I think the aspect of being with my son, hugging him while reading something before going to sleep is much more important than who came up with the story. And as parents, after a day of full time work and constantly helping at the household, sleep deprivation, my stories would be two sentences before I run out of ideas.
If you don't mind me asking, what languages do you speak? Which do you use when interacting with LLMs?
Just a heads up: as I tried to print several stories to PDF, most times one of the generated images did not appear on the PDF. It’s surely a bug of some sort, because regenerating stories eventually makes it go away. Hope these kinds of issues will be fixed soon.
Using a Claymation art style, create a storybook about why zero point nine recurring is equal to one.Finally it gives generated text and images some sort of coherence that makes everything immediately "usable".
It is easier to develop something from a lot of text and images than having to assemble everything from zero.
Hope that it's editable too?
They refer (sort of) to a desktop app on the page, but I've never seen a Gemini desktop app. It seems they're just saying the web app on desktop...
I don't understand why Google doesn't have a true desktop app nor keyboard shortcuts. These things are so easy... (Especially the keyboard shortcuts.)
Their execution on everything but the model just seems terrible.
So many startups in that space that now get killed. Oscar Stories is going to have a hard time
Like, why is one of the richest man on the planet getting all giggly presenting us "a fairy sloth in a magical forest"? https://imgur.com/1naGLfp
Just spend more time with your kids, they want connection!
Isn't the point of this you have a customized book in like 5 minutes, and you can spend time sharing it with your child? Presumably you aren't just throwing the book at them and telling them to read it.

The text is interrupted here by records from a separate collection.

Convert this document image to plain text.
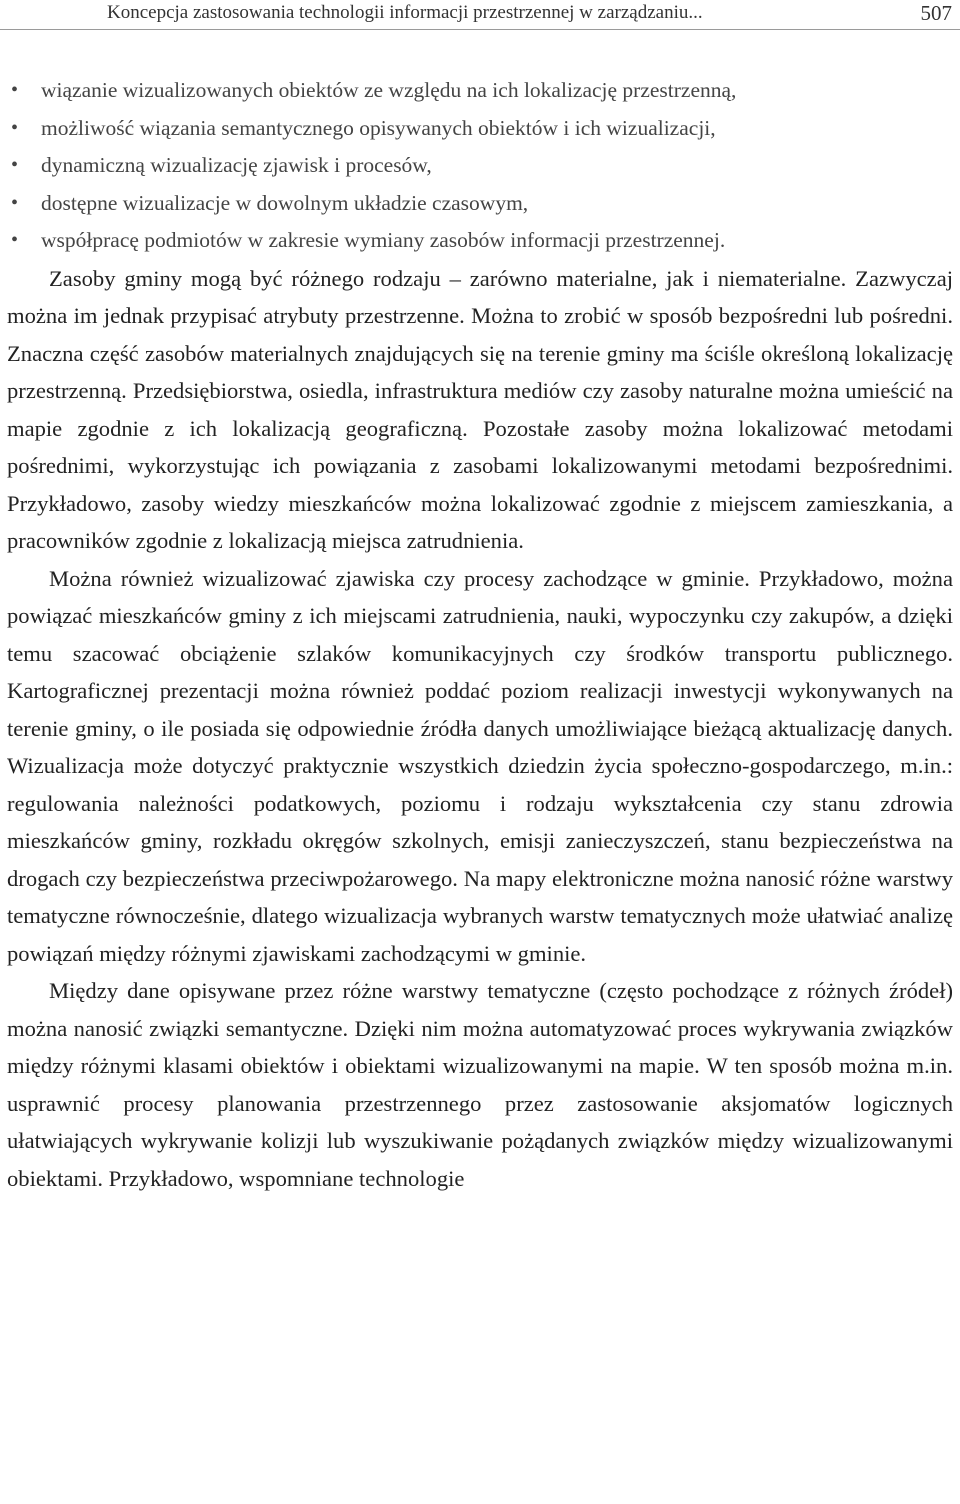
Koncepcja zastosowania technologii informacji przestrzennej w zarządzaniu...	507
• wiązanie wizualizowanych obiektów ze względu na ich lokalizację przestrzenną,
• możliwość wiązania semantycznego opisywanych obiektów i ich wizualizacji,
• dynamiczną wizualizację zjawisk i procesów,
• dostępne wizualizacje w dowolnym układzie czasowym,
• współpracę podmiotów w zakresie wymiany zasobów informacji przestrzennej.

Zasoby gminy mogą być różnego rodzaju – zarówno materialne, jak i niematerialne. Zazwyczaj można im jednak przypisać atrybuty przestrzenne. Można to zrobić w sposób bezpośredni lub pośredni. Znaczna część zasobów materialnych znajdujących się na terenie gminy ma ściśle określoną lokalizację przestrzenną. Przedsiębiorstwa, osiedla, infrastruktura mediów czy zasoby naturalne można umieścić na mapie zgodnie z ich lokalizacją geograficzną. Pozostałe zasoby można lokalizować metodami pośrednimi, wykorzystując ich powiązania z zasobami lokalizowanymi metodami bezpośrednimi. Przykładowo, zasoby wiedzy mieszkańców można lokalizować zgodnie z miejscem zamieszkania, a pracowników zgodnie z lokalizacją miejsca zatrudnienia.

Można również wizualizować zjawiska czy procesy zachodzące w gminie. Przykładowo, można powiązać mieszkańców gminy z ich miejscami zatrudnienia, nauki, wypoczynku czy zakupów, a dzięki temu szacować obciążenie szlaków komunikacyjnych czy środków transportu publicznego. Kartograficznej prezentacji można również poddać poziom realizacji inwestycji wykonywanych na terenie gminy, o ile posiada się odpowiednie źródła danych umożliwiające bieżącą aktualizację danych. Wizualizacja może dotyczyć praktycznie wszystkich dziedzin życia społeczno-gospodarczego, m.in.: regulowania należności podatkowych, poziomu i rodzaju wykształcenia czy stanu zdrowia mieszkańców gminy, rozkładu okręgów szkolnych, emisji zanieczyszczeń, stanu bezpieczeństwa na drogach czy bezpieczeństwa przeciwpożarowego. Na mapy elektroniczne można nanosić różne warstwy tematyczne równocześnie, dlatego wizualizacja wybranych warstw tematycznych może ułatwiać analizę powiązań między różnymi zjawiskami zachodzącymi w gminie.

Między dane opisywane przez różne warstwy tematyczne (często pochodzące z różnych źródeł) można nanosić związki semantyczne. Dzięki nim można automatyzować proces wykrywania związków między różnymi klasami obiektów i obiektami wizualizowanymi na mapie. W ten sposób można m.in. usprawnić procesy planowania przestrzennego przez zastosowanie aksjomatów logicznych ułatwiających wykrywanie kolizji lub wyszukiwanie pożądanych związków między wizualizowanymi obiektami. Przykładowo, wspomniane technologie
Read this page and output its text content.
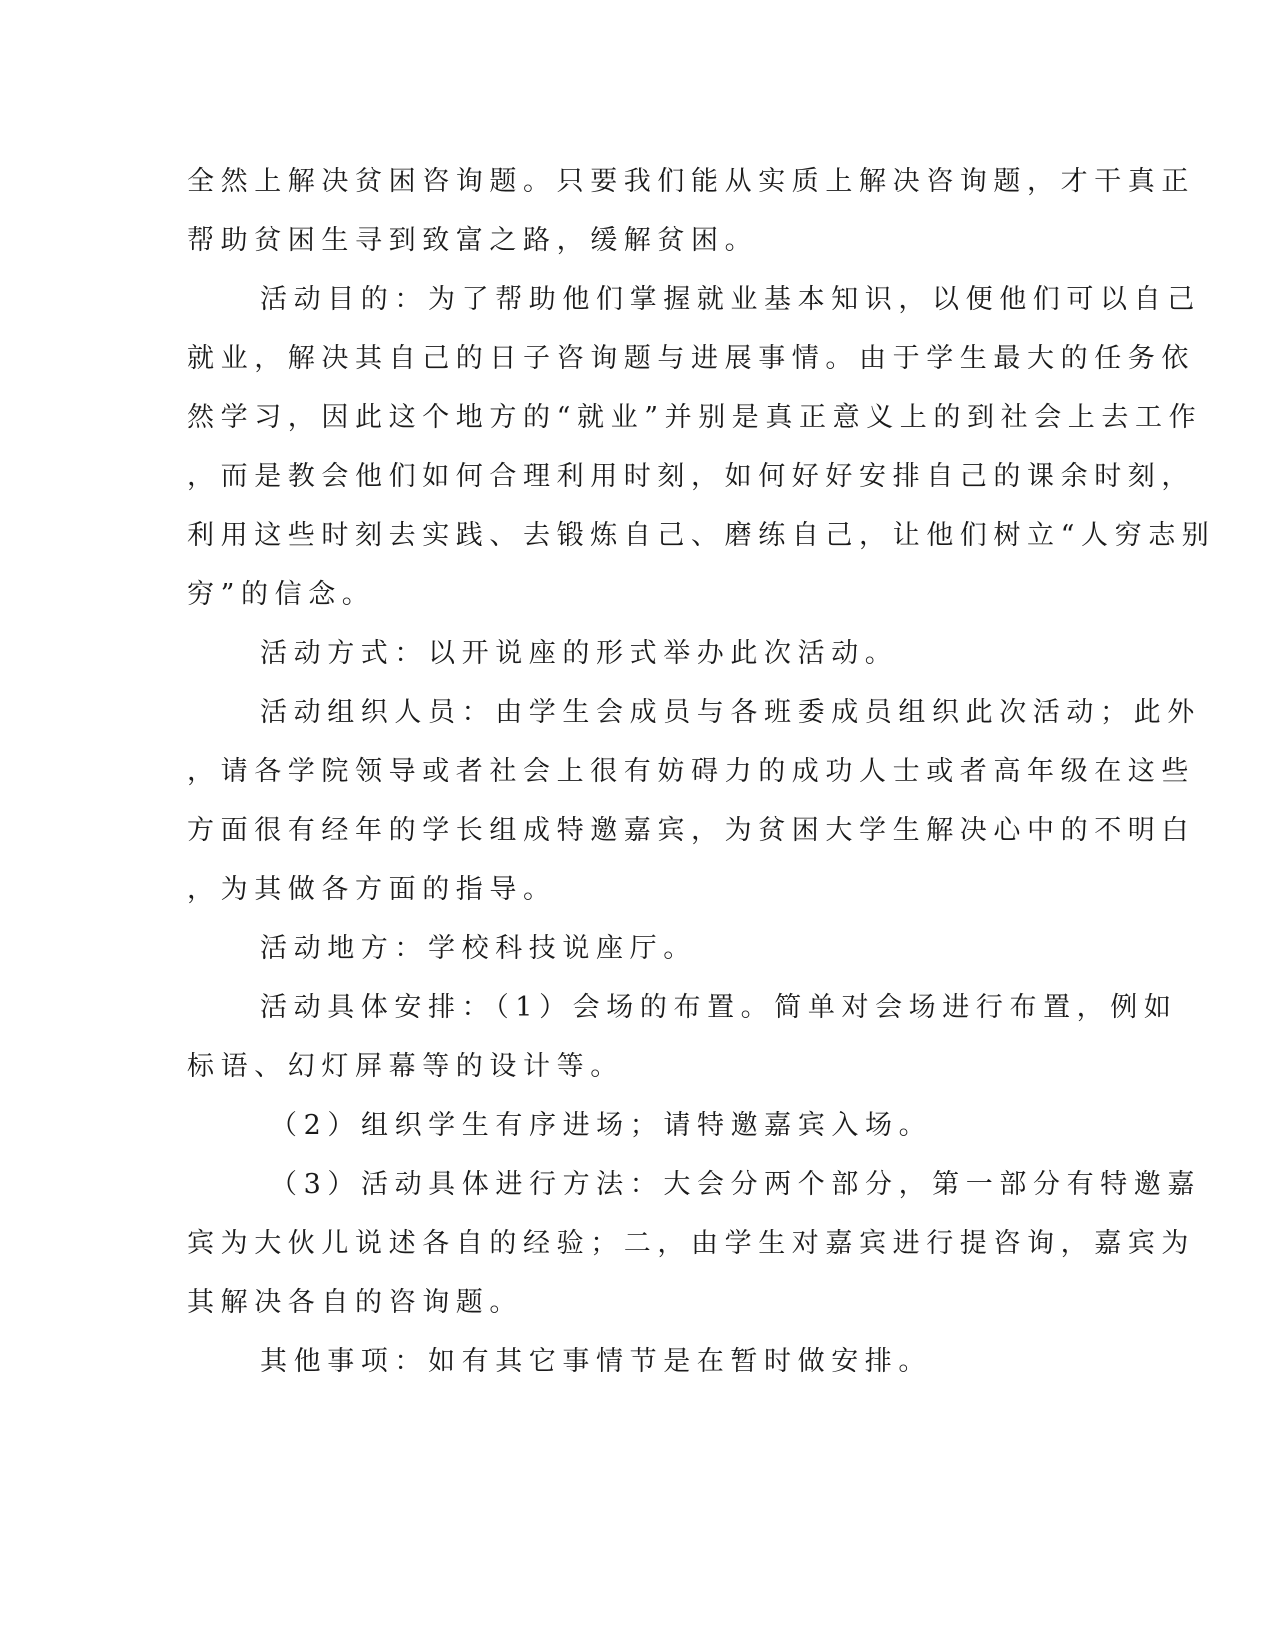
全然上解决贫困咨询题。只要我们能从实质上解决咨询题，才干真正
帮助贫困生寻到致富之路，缓解贫困。
活动目的：为了帮助他们掌握就业基本知识，以便他们可以自己
就业，解决其自己的日子咨询题与进展事情。由于学生最大的任务依
然学习，因此这个地方的“就业”并别是真正意义上的到社会上去工作
，而是教会他们如何合理利用时刻，如何好好安排自己的课余时刻，
利用这些时刻去实践、去锻炼自己、磨练自己，让他们树立“人穷志别
穷”的信念。
活动方式：以开说座的形式举办此次活动。
活动组织人员：由学生会成员与各班委成员组织此次活动；此外
，请各学院领导或者社会上很有妨碍力的成功人士或者高年级在这些
方面很有经年的学长组成特邀嘉宾，为贫困大学生解决心中的不明白
，为其做各方面的指导。
活动地方：学校科技说座厅。
活动具体安排：（1）会场的布置。简单对会场进行布置，例如
标语、幻灯屏幕等的设计等。
（2）组织学生有序进场；请特邀嘉宾入场。
（3）活动具体进行方法：大会分两个部分，第一部分有特邀嘉
宾为大伙儿说述各自的经验；二，由学生对嘉宾进行提咨询，嘉宾为
其解决各自的咨询题。
其他事项：如有其它事情节是在暂时做安排。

If you spent hours drawing a book, would that mean you can spend more time with your kids?
Right now I’m using ChatGPT to create my own lessons and having it to draw pictures depicting sentences in Spanish and putting a caption in Spanish underneath.
It’s keeping me from having to go from Spanish -> English -> mental image directly to Spanish -> mental image
Not quite. Gemini isn't available in Hong Kong. Unfortunately instead of telling Pixel users that, they updated their phones to use Gemini instead of the functional assistant, and then whenever the assistant is accessed, it just spins forever with a "just a moment" prompt.
It's not even clear why it's disabled, since it works just fine if you pay them for workspace subscription.